Garrison

Garrison City

Until 1567, the city was defended under its own power with the help of militia guilds and the citizenry organized in trades. However, under the orders of the governess Margaret of Parma, she was then forced to take up a permanent garrison because of its strategic importance. The appointed military governor is a fact from then on.

During the first phase of the Eighty Years' War, Maastricht, as the gateway to the Southern Netherlands, was extremely important to both sides. The attempts by William of Orange and his brothers in 1568 and 1574 to take the city were doomed to failure because they were inadequately prepared ( ladders too short or a dismounting army in awe)

Hogenberg map 1623
Hogenberg map 1623

The Turbulent Period

In 1576, the Spanish fury rages in the city. Three years later, after a heroic defense, Maastricht is taken by Field Marshal Parma. In 1632, Maastricht must capitulate to the "stedendwinger" Frederick Henry and becomes a , to the south, fortress of "The Republic of the Seven Provinces." The States General steps into the rights of the Dukes of Brabant, the Prince Bishop of Liege remains the respected but powerless co-sovereign.

Meanwhile, the fire artillery had undergone a spectacular development. The stone bullets were replaced by cast iron bullets that had a greater effect on the stone walls. The guns became heavier and more effective. The medieval city walls offered insufficient protection against this, nor were they suitable for the effective use of the urban thunderbusses, the heavier types of which had romanticized names such as "evil Griet," "the Red Dog," and "the Virgin of Tricht."

Siege of Maastricht 1579

The modernization of the fortress came about at the insistence of Brussels (1542-1555) and then as a result of the siege by Field Lord Parma in 1579. This modernization included the strengthening of the enceinte (ring wall), by bricking up the weather arches and raising an earthen dike body against the inside of the wall. Where necessary, a retaining wall was added to the inside of the wall.

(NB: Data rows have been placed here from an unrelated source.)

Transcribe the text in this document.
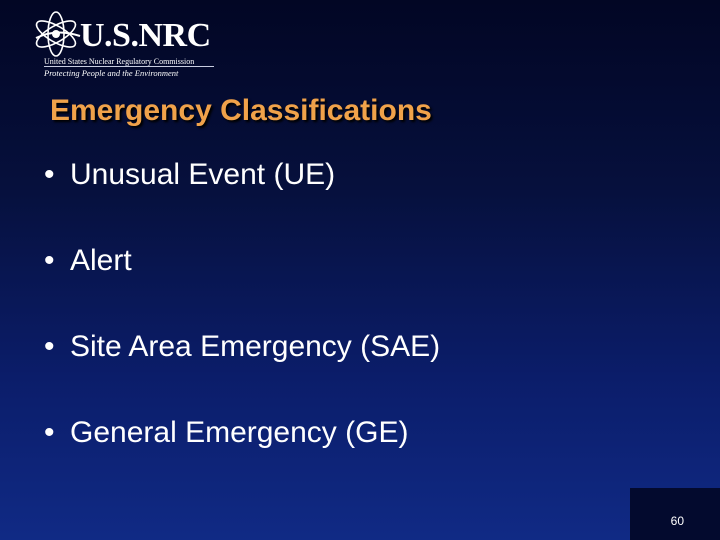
U.S.NRC
United States Nuclear Regulatory Commission
Protecting People and the Environment
Emergency Classifications
• Unusual Event (UE)
• Alert
• Site Area Emergency (SAE)
• General Emergency (GE)
60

The towers, which were good aiming points for enemy cannons, were broken down to wall height and then filled with rubble so that cannons could be placed on those remaining towers. The battlements on the walls were replaced by a continuous parapet of brick. This increased the resistance of the enceinte and provided suitable space for mounting one's own artillery on the rampart wall and the flattened towers, the so-called rondelles. Low polygonal artillery platforms were also built for the first time outside the wall in front of the gates and later at the foot of some of the roundels. They were called ravelins and could now effectively cover the moat and the field side of the wall. The ravelins lay like islands in the moat and hid the gates from enemy view. The fall of the ravelin in front of the Brussels Gate was the cause of the fall of the Brussels Gate and capture of the city in 1579, followed by the second Spanish Furie.

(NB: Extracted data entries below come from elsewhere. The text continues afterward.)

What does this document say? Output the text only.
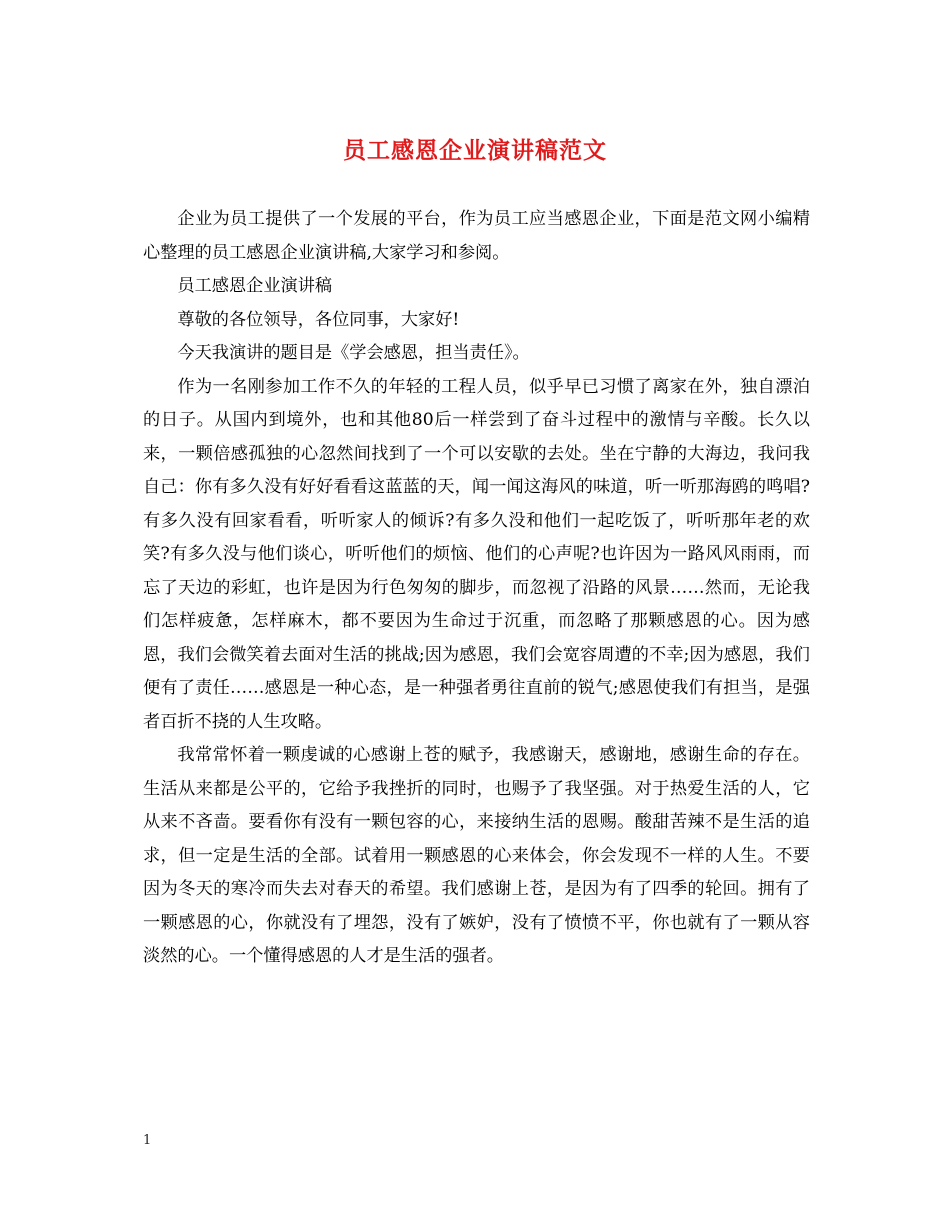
员工感恩企业演讲稿范文

企业为员工提供了一个发展的平台，作为员工应当感恩企业，下面是范文网小编精心整理的员工感恩企业演讲稿,大家学习和参阅。

员工感恩企业演讲稿

尊敬的各位领导，各位同事，大家好!

今天我演讲的题目是《学会感恩，担当责任》。

作为一名刚参加工作不久的年轻的工程人员，似乎早已习惯了离家在外，独自漂泊的日子。从国内到境外，也和其他80后一样尝到了奋斗过程中的激情与辛酸。长久以来，一颗倍感孤独的心忽然间找到了一个可以安歇的去处。坐在宁静的大海边，我问我自己：你有多久没有好好看看这蓝蓝的天，闻一闻这海风的味道，听一听那海鸥的鸣唱?有多久没有回家看看，听听家人的倾诉?有多久没和他们一起吃饭了，听听那年老的欢笑?有多久没与他们谈心，听听他们的烦恼、他们的心声呢?也许因为一路风风雨雨，而忘了天边的彩虹，也许是因为行色匆匆的脚步，而忽视了沿路的风景……然而，无论我们怎样疲惫，怎样麻木，都不要因为生命过于沉重，而忽略了那颗感恩的心。因为感恩，我们会微笑着去面对生活的挑战;因为感恩，我们会宽容周遭的不幸;因为感恩，我们便有了责任……感恩是一种心态，是一种强者勇往直前的锐气;感恩使我们有担当，是强者百折不挠的人生攻略。

我常常怀着一颗虔诚的心感谢上苍的赋予，我感谢天，感谢地，感谢生命的存在。生活从来都是公平的，它给予我挫折的同时，也赐予了我坚强。对于热爱生活的人，它从来不吝啬。要看你有没有一颗包容的心，来接纳生活的恩赐。酸甜苦辣不是生活的追求，但一定是生活的全部。试着用一颗感恩的心来体会，你会发现不一样的人生。不要因为冬天的寒冷而失去对春天的希望。我们感谢上苍，是因为有了四季的轮回。拥有了一颗感恩的心，你就没有了埋怨，没有了嫉妒，没有了愤愤不平，你也就有了一颗从容淡然的心。一个懂得感恩的人才是生活的强者。

1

In 1579 besiegers first used underground mining galleries as an element of the attack.

The southern sector was secured by a wet moat and could also be protected by inundation with water from the Jeker River.

Because in dry periods the Meuse could not sufficiently supply the north side with water, shortly after 1579 the Spanish Garrison dug a deep trench in the bottom of the dry moat between the "Tongeren Gate" and the "Linden Cross Gate." This was thus an open connection from the Jeker, which supplied the moat in front of the Lindenkruispoort with water.
Prior to the garrison, fortification was a matter of the Magistrate ( the city). Now, for the first time, the garrison contributed to the improvement of the fortress. Therefore, negotiations on the amount of contribution were started.

From Nieuwstad to the Tongerspoort, the entire wall is still intact, except for about 150m from Haet ende Nijd to the old St. Peter's Gate.